Als alternatief biedt Barber de lezer het kritische consumentisme en het bedrijfsburgerschap, waarbij hij de activistische consument een warm hart toedraagt. Het boycotten van producten en merken werpt volgens Barber zijn vruchten af. Hij haalt hiervoor voorbeelden aan, zoals het geval van de Deense producten die door moslims werden geboycot nadat een Deens dagblad spotprenten van de profeet Mohammed had geplaatst. Consumenten die een politiek punt wensen te maken moeten hun hand op de knip houden. Niet alleen zal dit volgens Barber het buitensporige van consumentisme tegengaan, het zal ook de democratie hervormen. Burgers moeten zich als consument uitspreken, “Produceer wat wij willen, anders kopen we het niet!”

Permanente onvolwassenheid

Ook de overheid komt in het boek niet ongeschonden uit de strijd. Deze zou immers gebruik maken van dezelfde marketinginstrumenten als de grote bedrijven. Door zoveel mogelijke publieke goederen te privatiseren, verzaakt de overheid zijn taak: het waarborgen van de democratie. Verschillende (politieke) keuzes in het leven van de consument worden vandaag de dag bepaald door bedrijven met de meeste overtuigingskracht. De prijs die de consument vervolgens betaalt is een vorm van permanente onvolwassenheid, waarbij bijvoorbeeld het stemmen op een presidentskandidaat niet meer weloverwogen is, maar wordt bepaald door de meest overtuigende acteur, de kandidaat met de grootste campagnekas of degene met de meeste steun van bekende Amerikanen.

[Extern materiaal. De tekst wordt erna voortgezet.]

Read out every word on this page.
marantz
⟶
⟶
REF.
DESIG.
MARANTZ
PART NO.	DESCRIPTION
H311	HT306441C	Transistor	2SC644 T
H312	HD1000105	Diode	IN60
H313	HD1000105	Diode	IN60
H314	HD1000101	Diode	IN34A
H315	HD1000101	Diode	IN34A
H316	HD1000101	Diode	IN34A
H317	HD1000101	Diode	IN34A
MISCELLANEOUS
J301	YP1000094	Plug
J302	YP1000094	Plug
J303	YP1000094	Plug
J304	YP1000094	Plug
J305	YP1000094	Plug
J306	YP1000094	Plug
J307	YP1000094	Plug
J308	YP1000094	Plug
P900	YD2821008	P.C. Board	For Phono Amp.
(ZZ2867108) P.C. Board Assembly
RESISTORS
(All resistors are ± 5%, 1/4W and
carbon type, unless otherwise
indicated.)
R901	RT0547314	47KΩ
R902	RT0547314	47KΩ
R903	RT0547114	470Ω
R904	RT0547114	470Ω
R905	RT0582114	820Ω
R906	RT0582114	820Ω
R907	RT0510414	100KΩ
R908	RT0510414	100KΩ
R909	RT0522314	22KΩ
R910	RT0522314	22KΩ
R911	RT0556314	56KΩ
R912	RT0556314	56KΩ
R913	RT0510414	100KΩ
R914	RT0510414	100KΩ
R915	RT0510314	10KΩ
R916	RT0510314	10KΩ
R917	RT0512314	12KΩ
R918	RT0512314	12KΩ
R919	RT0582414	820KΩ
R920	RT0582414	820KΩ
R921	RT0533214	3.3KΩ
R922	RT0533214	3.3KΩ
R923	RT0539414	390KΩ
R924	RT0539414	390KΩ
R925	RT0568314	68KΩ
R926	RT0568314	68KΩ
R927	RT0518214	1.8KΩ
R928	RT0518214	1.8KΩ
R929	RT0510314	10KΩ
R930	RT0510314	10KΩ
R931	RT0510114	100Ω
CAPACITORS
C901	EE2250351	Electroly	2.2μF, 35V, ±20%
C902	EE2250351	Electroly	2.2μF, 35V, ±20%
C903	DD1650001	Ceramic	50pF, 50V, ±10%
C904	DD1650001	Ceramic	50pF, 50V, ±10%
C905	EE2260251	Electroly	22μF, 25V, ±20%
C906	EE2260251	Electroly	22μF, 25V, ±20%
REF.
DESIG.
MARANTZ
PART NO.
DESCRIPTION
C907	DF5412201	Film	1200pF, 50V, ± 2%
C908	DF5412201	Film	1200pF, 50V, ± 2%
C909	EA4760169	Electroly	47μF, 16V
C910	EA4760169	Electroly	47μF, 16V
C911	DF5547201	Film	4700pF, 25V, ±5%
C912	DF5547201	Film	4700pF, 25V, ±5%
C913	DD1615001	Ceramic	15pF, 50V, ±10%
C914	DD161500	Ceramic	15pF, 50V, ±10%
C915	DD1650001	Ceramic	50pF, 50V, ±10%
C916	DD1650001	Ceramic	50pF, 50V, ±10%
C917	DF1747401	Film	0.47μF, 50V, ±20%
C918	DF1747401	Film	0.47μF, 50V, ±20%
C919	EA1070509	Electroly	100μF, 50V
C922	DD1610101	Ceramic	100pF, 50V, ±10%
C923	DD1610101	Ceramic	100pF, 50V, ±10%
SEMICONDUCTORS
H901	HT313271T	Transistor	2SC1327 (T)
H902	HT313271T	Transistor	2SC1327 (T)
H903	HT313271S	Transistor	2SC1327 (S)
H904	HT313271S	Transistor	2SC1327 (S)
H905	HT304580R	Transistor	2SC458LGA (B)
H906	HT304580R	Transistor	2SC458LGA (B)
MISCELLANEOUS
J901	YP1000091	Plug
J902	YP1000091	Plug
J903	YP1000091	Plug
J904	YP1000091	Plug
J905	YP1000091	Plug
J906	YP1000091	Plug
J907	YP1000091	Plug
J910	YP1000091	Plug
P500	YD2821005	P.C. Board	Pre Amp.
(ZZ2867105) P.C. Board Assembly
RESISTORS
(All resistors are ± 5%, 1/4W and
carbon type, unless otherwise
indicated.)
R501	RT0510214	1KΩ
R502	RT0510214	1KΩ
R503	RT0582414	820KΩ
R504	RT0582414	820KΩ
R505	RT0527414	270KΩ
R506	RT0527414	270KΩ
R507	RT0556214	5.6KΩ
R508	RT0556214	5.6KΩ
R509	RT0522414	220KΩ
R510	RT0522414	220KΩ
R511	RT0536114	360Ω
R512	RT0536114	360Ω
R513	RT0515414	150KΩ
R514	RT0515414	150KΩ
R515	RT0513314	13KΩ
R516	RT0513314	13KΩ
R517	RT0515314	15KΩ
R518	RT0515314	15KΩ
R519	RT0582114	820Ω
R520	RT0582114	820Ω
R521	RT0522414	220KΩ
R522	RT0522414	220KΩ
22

Barber maakt in zijn eerste hoofdstuk zijn punt duidelijk: Het consumentenkapitalisme is een feit en de gevolgen kunnen ernstig zijn. Maar het is vooralsnog niet aan Barber om te bepalen wat consumenten wel of niet mogen kopen en wat een goede of slechte aankoop is. Ook begeeft de schrijver zich op het terrein van de sociologie door bepaald gedrag te typeren als ‘infantiel’. Om zijn beweringen en conclusies met betrekking tot het consumentenkapitalisme te staven, haalt Barber verschillende sociologen en filosofen aan, waaronder Max Weber, die tot vervelends toe de revue passeert. Benjamin Barber slaat met dit boek de spijker op zijn kop. Het consumentengedrag heeft buitensporige vormen aangenomen en tal van aankopen zijn onnodig, waaronder dit boek van Benjamin Barber. De infantiele consument komt uiteindelijk neer op een commerciële kopie van Max Webers boek De protestantse ethiek en de geest van het kapitalisme.